What is the NAVIC system?
Isro created the Navigation with Indian Constellation (NavIC), a constellation of seven satellites in orbit that collaborate with ground stations to provide regional navigation services. The network offers navigational services to tactical users, i.e. the armed forces, as well as regular users.
The system was created in response to the nation's rising need for better location, navigation, and timing in the civil aviation industry. The network includes India as well as a territory that extends up to 1500 km beyond the Indian border. It is used for transportation on land, in the air, and on the water, for location-based services, for personal mobility, for resource monitoring, for surveying and geodesy, for scientific research, for time distribution and synchronisation, and for the dissemination of life-saving alerts.
ISRO has stated in an India Today report that, "this series incorporates L1 band signals additionally to widen the services. For the first time, an indigenous atomic clock will be flown in NVS-01."

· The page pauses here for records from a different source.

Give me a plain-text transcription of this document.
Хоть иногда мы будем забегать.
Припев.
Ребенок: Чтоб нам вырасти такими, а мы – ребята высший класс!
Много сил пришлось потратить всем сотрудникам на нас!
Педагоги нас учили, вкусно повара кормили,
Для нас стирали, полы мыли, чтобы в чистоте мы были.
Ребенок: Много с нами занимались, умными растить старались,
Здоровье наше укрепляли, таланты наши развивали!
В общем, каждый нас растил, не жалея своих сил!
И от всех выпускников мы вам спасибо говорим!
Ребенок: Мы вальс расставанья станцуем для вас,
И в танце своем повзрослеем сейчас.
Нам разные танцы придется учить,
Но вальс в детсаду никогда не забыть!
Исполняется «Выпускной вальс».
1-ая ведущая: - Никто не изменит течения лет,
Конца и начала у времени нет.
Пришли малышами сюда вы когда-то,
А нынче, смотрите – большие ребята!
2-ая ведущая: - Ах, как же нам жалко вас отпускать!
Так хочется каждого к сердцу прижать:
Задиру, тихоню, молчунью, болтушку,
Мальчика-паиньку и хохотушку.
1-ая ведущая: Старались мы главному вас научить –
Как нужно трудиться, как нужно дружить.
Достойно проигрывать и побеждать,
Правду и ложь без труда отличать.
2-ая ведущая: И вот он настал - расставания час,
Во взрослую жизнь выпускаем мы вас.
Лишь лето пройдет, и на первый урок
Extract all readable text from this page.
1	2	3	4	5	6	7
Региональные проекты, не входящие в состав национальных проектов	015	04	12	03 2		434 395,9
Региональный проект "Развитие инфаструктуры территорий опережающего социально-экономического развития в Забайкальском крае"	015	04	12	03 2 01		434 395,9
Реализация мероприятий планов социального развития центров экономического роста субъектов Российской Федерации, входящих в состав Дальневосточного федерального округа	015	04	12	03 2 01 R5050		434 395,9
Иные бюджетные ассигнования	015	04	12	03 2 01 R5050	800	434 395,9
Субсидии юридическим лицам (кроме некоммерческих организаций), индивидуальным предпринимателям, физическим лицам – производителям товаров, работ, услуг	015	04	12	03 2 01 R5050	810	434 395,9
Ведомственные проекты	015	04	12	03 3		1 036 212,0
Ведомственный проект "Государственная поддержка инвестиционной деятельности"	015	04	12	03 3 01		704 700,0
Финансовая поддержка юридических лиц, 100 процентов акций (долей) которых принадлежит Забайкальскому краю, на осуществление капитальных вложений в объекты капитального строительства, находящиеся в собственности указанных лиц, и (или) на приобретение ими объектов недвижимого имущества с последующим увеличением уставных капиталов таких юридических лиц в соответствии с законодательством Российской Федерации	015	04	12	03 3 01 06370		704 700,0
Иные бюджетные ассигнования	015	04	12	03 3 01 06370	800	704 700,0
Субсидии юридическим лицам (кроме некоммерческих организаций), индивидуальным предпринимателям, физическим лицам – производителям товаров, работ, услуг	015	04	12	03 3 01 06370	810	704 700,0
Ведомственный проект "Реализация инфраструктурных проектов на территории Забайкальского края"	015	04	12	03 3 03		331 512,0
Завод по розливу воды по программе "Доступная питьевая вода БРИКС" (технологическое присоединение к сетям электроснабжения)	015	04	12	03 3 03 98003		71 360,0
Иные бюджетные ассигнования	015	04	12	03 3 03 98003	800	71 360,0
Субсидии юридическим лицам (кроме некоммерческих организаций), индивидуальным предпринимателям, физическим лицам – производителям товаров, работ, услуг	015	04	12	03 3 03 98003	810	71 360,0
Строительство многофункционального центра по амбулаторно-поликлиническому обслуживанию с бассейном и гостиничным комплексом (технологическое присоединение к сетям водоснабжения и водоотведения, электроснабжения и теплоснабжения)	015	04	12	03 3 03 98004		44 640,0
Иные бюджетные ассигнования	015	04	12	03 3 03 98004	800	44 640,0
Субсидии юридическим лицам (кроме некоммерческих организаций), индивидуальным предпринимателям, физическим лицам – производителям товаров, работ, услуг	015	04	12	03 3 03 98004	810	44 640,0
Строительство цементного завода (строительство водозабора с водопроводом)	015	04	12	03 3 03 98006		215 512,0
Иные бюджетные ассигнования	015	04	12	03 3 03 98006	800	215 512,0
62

Only a handful of countries have this technology
Two solar panels that can produce up to 2.4 kW of electricity and a lithium-ion battery that will handle the payload and bus load during the eclipse power the satellite. The satellite uses a combined bi-propellant propulsion system, passive and active heat management, a three-axis body stabilised zero momentum system, and reaction wheels.
The mission, which is anticipated to last 12 years, is being launched with a Rubidium atomic clock that was produced domestically by the Space Applications Centre in Ahmedabad. The space agency also added that, "It is an important technology that only a handful of countries posses."
The launch of Chandrayaan-3, one of the year's largest missions, is now being prepared by ISRO. Although the Moon Mission is anticipated to launch in the second week of July, the Indian space agency has not yet made a launch date announcement.